Candidates

Nextmove Candidates

Candidates

As a candidate, we understand the frustrations that you face when looking for your next career opportunity. It can be really stressful. And if you don’t receive feedback – or maybe worse, are bombarded with irrelevant vacancies – the process can feel futile.

Here at Next Move, we aren’t driven by a ‘fast buck’. Instead, we promise to work tirelessly to match you with the right vacancy. And we support you on every step of the journey. Even after placement, we will stay in touch, just to be sure you are settling in.

This lovely review is typical of what our candidates say:

“I find that after being contacted by recruitment agencies, hardly any of them follow it through and they leave you hanging. This was not the case of Next Move Recruitment. I dealt mainly with Ben and then also with Nigel, both very professionals that kept me updated on every move of my application all the way to the final offer. It’s been a pleasure to deal with such competent professionals and could not recommend them enough.”

 

You can check out more reviews here.

So, are you ready for your next move? Then click here for our current vacancies.

Already spotted one to apply for? Then the key to success is to sell yourself well, research your potential employer and plan your interview – and here are a few tips that might help you in the process.

Your CV

You probably know the basics. When it comes to CVs, there’s no ‘one size fits all’ solution, but here are a few hints and tips that might be helpful.

  • Tailor your CV to the job you are applying for. Focus on your most relevant job roles, and highlight those career successes most appropriate to the vacancy.
  • Stand out from the masses – this is your opportunity to shine. Use bullet points to focus attention and bold to highlight key buzzwords.
  • Start sentences with positive descriptive words such as ‘led’, ‘implemented,’ ‘achieved,’ and ‘initiated.’ Employers want to clearly see where or how you have added value.
  • Focus on your ‘outcomes’ rather than your responsibilities. Showcase what you have achieved and delivered, and demonstrate initiative.
  • Poor spelling is one of the quickest ways of getting rejected during the initial sift. Don’t rely on spell checker 100%. It won’t pick up the differences in ‘their’ and ‘there’, ‘hear’ and ‘here’, so get a friend to cast their eye over it too. Read, read, and re-read your CV.
  • Aim for two sides of A4 and ensure that it is clearly laid out, concise, positive and honest – after all, it should sell you and increase your chances of being moved to the ‘yes’ rather than hovering over the ‘maybe’ or worse still ‘no’ tray.

Interview preparation

Congratulations! If you’re reading this, we’re guessing it means you’ve reached interview stage.

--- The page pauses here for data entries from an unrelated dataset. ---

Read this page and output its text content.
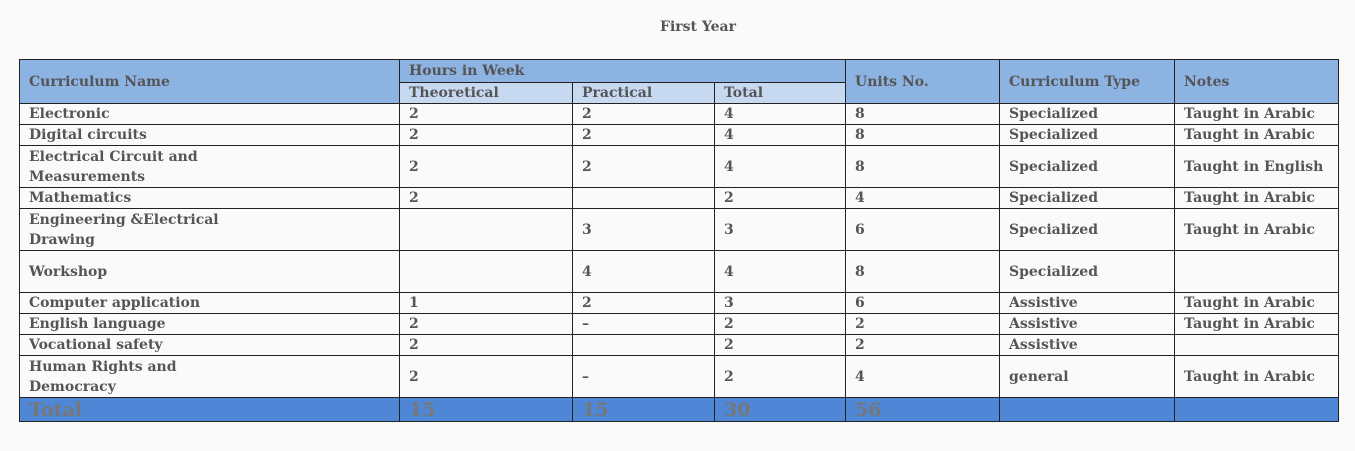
First Year
Curriculum Name	Hours in Week			Units No.	Curriculum Type	Notes
	Theoretical	Practical	Total			
Electronic	2	2	4	8	Specialized	Taught in Arabic
Digital circuits	2	2	4	8	Specialized	Taught in Arabic
Electrical Circuit and Measurements	2	2	4	8	Specialized	Taught in English
Mathematics	2		2	4	Specialized	Taught in Arabic
Engineering &Electrical Drawing		3	3	6	Specialized	Taught in Arabic
Workshop		4	4	8	Specialized	
Computer application	1	2	3	6	Assistive	Taught in Arabic
English language	2	–	2	2	Assistive	Taught in Arabic
Vocational safety	2		2	2	Assistive	
Human Rights and Democracy	2	–	2	4	general	Taught in Arabic
Total	15	15	30	56		
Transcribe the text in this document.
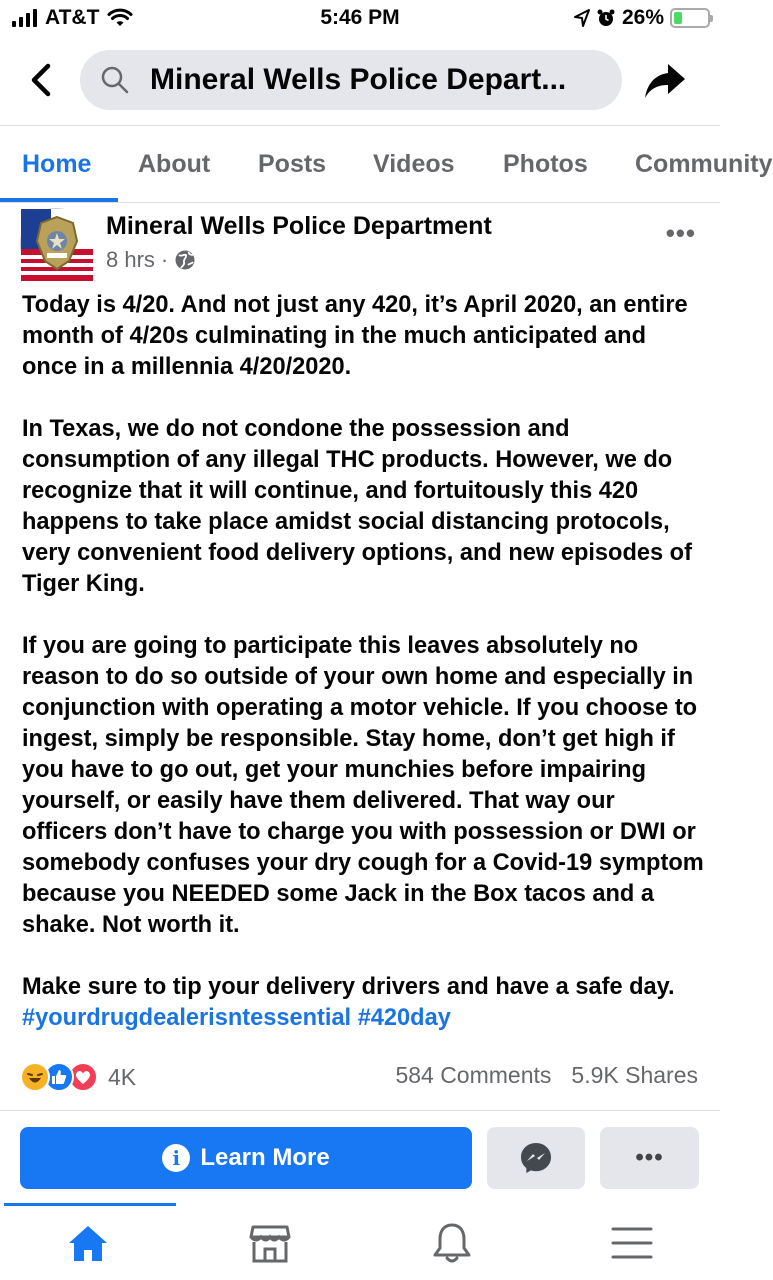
AT&T	5:46 PM	26%
Mineral Wells Police Depart...
Home About Posts Videos Photos Community
Mineral Wells Police Department
8 hrs ·
•••

Today is 4/20. And not just any 420, it’s April 2020, an entire month of 4/20s culminating in the much anticipated and once in a millennia 4/20/2020.

In Texas, we do not condone the possession and consumption of any illegal THC products. However, we do recognize that it will continue, and fortuitously this 420 happens to take place amidst social distancing protocols, very convenient food delivery options, and new episodes of Tiger King.

If you are going to participate this leaves absolutely no reason to do so outside of your own home and especially in conjunction with operating a motor vehicle. If you choose to ingest, simply be responsible. Stay home, don’t get high if you have to go out, get your munchies before impairing yourself, or easily have them delivered. That way our officers don’t have to charge you with possession or DWI or somebody confuses your dry cough for a Covid-19 symptom because you NEEDED some Jack in the Box tacos and a shake. Not worth it.

Make sure to tip your delivery drivers and have a safe day. #yourdrugdealerisntessential #420day

4K	584 Comments 5.9K Shares
i Learn More	•••
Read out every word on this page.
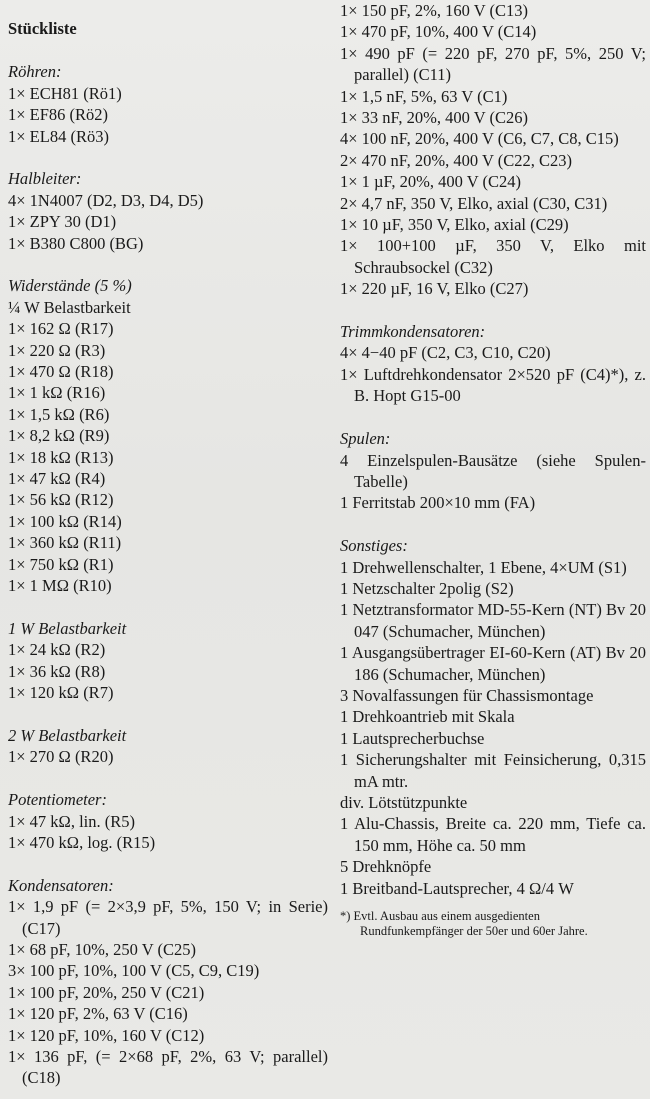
Stückliste
Röhren:
1× ECH81 (Rö1)
1× EF86 (Rö2)
1× EL84 (Rö3)
Halbleiter:
4× 1N4007 (D2, D3, D4, D5)
1× ZPY 30 (D1)
1× B380 C800 (BG)
Widerstände (5 %)
¼ W Belastbarkeit
1× 162 Ω (R17)
1× 220 Ω (R3)
1× 470 Ω (R18)
1× 1 kΩ (R16)
1× 1,5 kΩ (R6)
1× 8,2 kΩ (R9)
1× 18 kΩ (R13)
1× 47 kΩ (R4)
1× 56 kΩ (R12)
1× 100 kΩ (R14)
1× 360 kΩ (R11)
1× 750 kΩ (R1)
1× 1 MΩ (R10)
1 W Belastbarkeit
1× 24 kΩ (R2)
1× 36 kΩ (R8)
1× 120 kΩ (R7)
2 W Belastbarkeit
1× 270 Ω (R20)
Potentiometer:
1× 47 kΩ, lin. (R5)
1× 470 kΩ, log. (R15)
Kondensatoren:
1× 1,9 pF (= 2×3,9 pF, 5%, 150 V; in Serie) (C17)
1× 68 pF, 10%, 250 V (C25)
3× 100 pF, 10%, 100 V (C5, C9, C19)
1× 100 pF, 20%, 250 V (C21)
1× 120 pF, 2%, 63 V (C16)
1× 120 pF, 10%, 160 V (C12)
1× 136 pF, (= 2×68 pF, 2%, 63 V; parallel) (C18)
1× 150 pF, 2%, 160 V (C13)
1× 470 pF, 10%, 400 V (C14)
1× 490 pF (= 220 pF, 270 pF, 5%, 250 V; parallel) (C11)
1× 1,5 nF, 5%, 63 V (C1)
1× 33 nF, 20%, 400 V (C26)
4× 100 nF, 20%, 400 V (C6, C7, C8, C15)
2× 470 nF, 20%, 400 V (C22, C23)
1× 1 µF, 20%, 400 V (C24)
2× 4,7 nF, 350 V, Elko, axial (C30, C31)
1× 10 µF, 350 V, Elko, axial (C29)
1× 100+100 µF, 350 V, Elko mit Schraubsockel (C32)
1× 220 µF, 16 V, Elko (C27)
Trimmkondensatoren:
4× 4−40 pF (C2, C3, C10, C20)
1× Luftdrehkondensator 2×520 pF (C4)*), z. B. Hopt G15-00
Spulen:
4 Einzelspulen-Bausätze (siehe Spulen-Tabelle)
1 Ferritstab 200×10 mm (FA)
Sonstiges:
1 Drehwellenschalter, 1 Ebene, 4×UM (S1)
1 Netzschalter 2polig (S2)
1 Netztransformator MD-55-Kern (NT) Bv 20 047 (Schumacher, München)
1 Ausgangsübertrager EI-60-Kern (AT) Bv 20 186 (Schumacher, München)
3 Novalfassungen für Chassismontage
1 Drehkoantrieb mit Skala
1 Lautsprecherbuchse
1 Sicherungshalter mit Feinsicherung, 0,315 mA mtr.
div. Lötstützpunkte
1 Alu-Chassis, Breite ca. 220 mm, Tiefe ca. 150 mm, Höhe ca. 50 mm
5 Drehknöpfe
1 Breitband-Lautsprecher, 4 Ω/4 W
*) Evtl. Ausbau aus einem ausgedienten Rundfunkempfänger der 50er und 60er Jahre.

Here are a few hints and tips to help in the lead up to the interview. There is a common theme – plan and prepare.

  • Plan your journey – if travelling by car don’t rely solely on your Sat Nav to ensure you reach your destination on time and check out where you can park. Carry out a ‘trial run’ remembering that peak periods can vary the journey time enormously.
  • Prepare by looking at the company’s website and arming yourself with what they do, goals, turnover, and how they compare with their competitors. If appropriate, call beforehand and ask for company literature to be emailed or posted – this will demonstrate your initiative and give you a feel for their level of customer service.
  • Prepare a number of intelligent questions for the interviewer such as ‘If I’m successful, what do you think will be my biggest challenge in the first 30 – 90 days?’ ‘What is your staff retention?’ ‘What are the expansion plans for the company?’ ‘What would staff say they most enjoy about working for the business?’
  • Take sufficient copies of your CV to hand out and, if appropriate, compile a summary sheet of your relevant career highlights to leave with them. Demonstrate unequivocally that your skillset and experience match the brief.
  • You may well be asked some of the standard non-technical questions such as ‘What are your strengths, and how are you rectifying your weaknesses?’ There’s no harm in practising your responses so that they flow on the day.
  • Find out who will be conducting the interview – it might be more than one person - and their position(s) within the organisation.

The Interview

Take a deep breath. This is your opportunity to shine. Now you can demonstrate how well you match not only the brief but how you will complement and add value to the existing team. No matter how many interviews you’ve attended, it’s always worth reminding yourself of the following:

  • You are on show from the moment you step through the reception door. The receptionist and greeter may well be asked for their initial impression of you.
  • Dress to impress! Unless advised otherwise, wear a smart outfit in which you feel comfortable and confident. Shine those shoes and reserve the urge to stand out by wearing garish socks and ties.
  • Be positive and let your personality shine through. We do know that’s easier said than done, but relax, use positive body language and be mindful of any personal habits such as fiddling with your pen and avoiding eye contact.
  • When asked questions, take your time to construct relevant answers that best demonstrate your suitability for the role – a slight silence is better than waffling.
  • Ensure that your replies are constructive and if confronted with a ‘negative’ question such as: ‘What are your weaknesses?’ turn your response into a positive.
  • At the end of the interview, don’t be afraid to ask how you have compared with other candidates and seek clarification of the next stages of the selection process.